Все те дополнения, которые были навязаны христианству римской Цер­ковью и не подтверждались Новым Заветом, теперь обстоятельно обсужда­лись, подвергались критике, а нередко и открыто отвергались протестанта­ми: все это многовековое наслоение священных таинств, ритуалов и произведений искусства, сложные организационные структуры, священни­ческая иерархия и ее духовные полномочия, естественно-рациональная тео­логия схоластиков, вера в чистилище, папская непогрешимость, безбрачие Духовенства, пресуществление евхаристии, сокровищница добродетелей свя­тых, народное почитание Девы Марии и, наконец, сама Матерь-Церковь.

* Непременным условием.—Лат.

Все это стало враждебным и чужим по отношению к первейшей потребности каждого христианина, вере в искупительную Христову благодать: спасение приходит только через веру.
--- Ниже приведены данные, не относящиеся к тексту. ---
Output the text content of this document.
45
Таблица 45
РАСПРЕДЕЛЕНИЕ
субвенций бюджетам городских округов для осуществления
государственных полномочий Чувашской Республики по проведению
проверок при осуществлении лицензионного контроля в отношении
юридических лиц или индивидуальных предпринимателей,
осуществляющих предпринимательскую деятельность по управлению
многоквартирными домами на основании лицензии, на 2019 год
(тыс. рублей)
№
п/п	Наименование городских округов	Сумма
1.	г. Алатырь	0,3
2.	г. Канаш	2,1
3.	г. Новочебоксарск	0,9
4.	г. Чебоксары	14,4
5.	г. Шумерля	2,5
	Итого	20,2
Верующий христианин должен освободиться из мертвящих тисков старой системы: ибо, лишь приняв на себя всю тяжесть прямой ответственности перед Богом, сможет он сподобиться благодати Бо­жьей. Единственным источником богословия становился отныне букваль­ный смысл Писания. Все хитросплетения догматической премудрости и вы­несенные институциональной Церковью нравственные приговоры отныне признавались несущественными. Обладавшая на протяжении всех предыду­щих столетий почти непререкаемым духовным авторитетом, римско-католи­ческая Церковь со всей своей ратью внезапно лишалась своего положения необходимого посредника для духовного благоденствия человечества.
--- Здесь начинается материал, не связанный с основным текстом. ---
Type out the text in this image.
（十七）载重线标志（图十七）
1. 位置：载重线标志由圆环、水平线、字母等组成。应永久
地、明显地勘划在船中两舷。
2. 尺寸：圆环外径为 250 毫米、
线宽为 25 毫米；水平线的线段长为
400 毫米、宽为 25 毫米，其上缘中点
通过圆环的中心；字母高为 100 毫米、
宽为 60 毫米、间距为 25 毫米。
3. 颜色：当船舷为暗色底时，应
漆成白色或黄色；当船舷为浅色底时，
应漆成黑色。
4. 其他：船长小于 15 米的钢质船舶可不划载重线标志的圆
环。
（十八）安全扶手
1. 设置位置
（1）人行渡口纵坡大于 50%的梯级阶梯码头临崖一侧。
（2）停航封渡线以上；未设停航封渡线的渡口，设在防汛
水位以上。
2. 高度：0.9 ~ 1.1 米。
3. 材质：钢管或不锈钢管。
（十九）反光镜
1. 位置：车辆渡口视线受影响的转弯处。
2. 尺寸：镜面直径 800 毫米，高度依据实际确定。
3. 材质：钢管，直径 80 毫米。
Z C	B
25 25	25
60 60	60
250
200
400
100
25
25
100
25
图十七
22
Выступая в защиту Церкви и ее нерасторжимого единства, богословы-ка­толики утверждали, что священные установления Церкви и ценны, и необхо­димы и что ее догматическая традиция, истолковавшая и пояснившая перво­начальное откровение, облечена подлинными духовными полномочиями. Разумеется, в настоящем положении Церковь нуждается в реформах нравст­венного и практического порядка, но внутренне присущие ей святость и вы­сокая духовность по-прежнему остаются в силе. Теологи-католики были уве­рены, что, не будь церковной традиции, Слово Божие имело бы меньшую власть в этом мире и было бы менее понятно верующим. Благодаря богодухновенности церковных установлений, Церковь способна высвечивать и ут­верждать те стороны христианской истины, которые не были высказаны до конца в библейских текстах. Ибо, и в самом деле, на своей самой ранней, еще апостольской стадии Церковь предшествовала Новому Завету, она со­здавала его, а затем и канонизировала как вдохновенное Слово Божие.
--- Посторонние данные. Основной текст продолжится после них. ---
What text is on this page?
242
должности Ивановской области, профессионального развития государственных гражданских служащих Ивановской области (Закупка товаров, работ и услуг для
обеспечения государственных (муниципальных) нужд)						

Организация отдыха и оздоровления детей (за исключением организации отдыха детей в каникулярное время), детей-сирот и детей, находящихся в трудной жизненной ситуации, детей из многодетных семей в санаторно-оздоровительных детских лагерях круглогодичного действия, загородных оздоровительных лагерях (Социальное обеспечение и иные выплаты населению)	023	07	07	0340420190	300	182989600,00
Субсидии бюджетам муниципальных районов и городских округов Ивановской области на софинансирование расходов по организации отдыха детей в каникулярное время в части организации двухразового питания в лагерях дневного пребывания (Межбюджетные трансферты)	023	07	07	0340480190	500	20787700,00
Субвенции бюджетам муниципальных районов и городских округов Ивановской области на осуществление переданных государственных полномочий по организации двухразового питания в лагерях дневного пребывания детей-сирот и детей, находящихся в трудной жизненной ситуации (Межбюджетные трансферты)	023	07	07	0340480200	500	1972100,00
Реформаторы возражали на это, что Церковь подменила веру в личность Иисуса Христа на веру в учение Церкви. Тем самым она лишила силы изна­чальное христианское откровение и стала непроницаемой преградой на пути человека к Богу. Лишь непосредственное обращение к Библии могло теперь вновь привести человеческую душу в непосредственное соприкосновение с Христом.

В понимании протестантов, истинное христианство коренится «единст­венно в вере», «единственно в благодати» и «единственно в Писании». Ка­толическая Церковь соглашалась, что все это и есть действительные основа­ния христианской религии, но в то же время она утверждала, что институциональная Церковь с ее таинствами, священнической иерархией и догматической традицией незримыми, но прочными нитями связана с этим основанием, то есть с верой в Божью благодать, явленную в откровении Пи­сания, и служит распространению данной веры. Против Лютера выступал и Эразм, заявляя, что не должно вовсе сбрасывать со счетов такие важные со­ставляющие процесса избавления, как свободная воля человека и его добро­детельные поступки. Католицизм придерживался того мнения, что орудием искупления выступают и божественная благодать, и человеческие заслуги, поэтому не следует противопоставлять их друг другу, склоняясь исключи­тельно в сторону той или иной действующей силы. Как подчеркивала Цер­ковь, традиционные церковные установления и опирающаяся на Священное Писание вера не противоречат друг другу. Напротив, католицизм — это тот живой сосуд, из которого проливается в мир Слово Божие.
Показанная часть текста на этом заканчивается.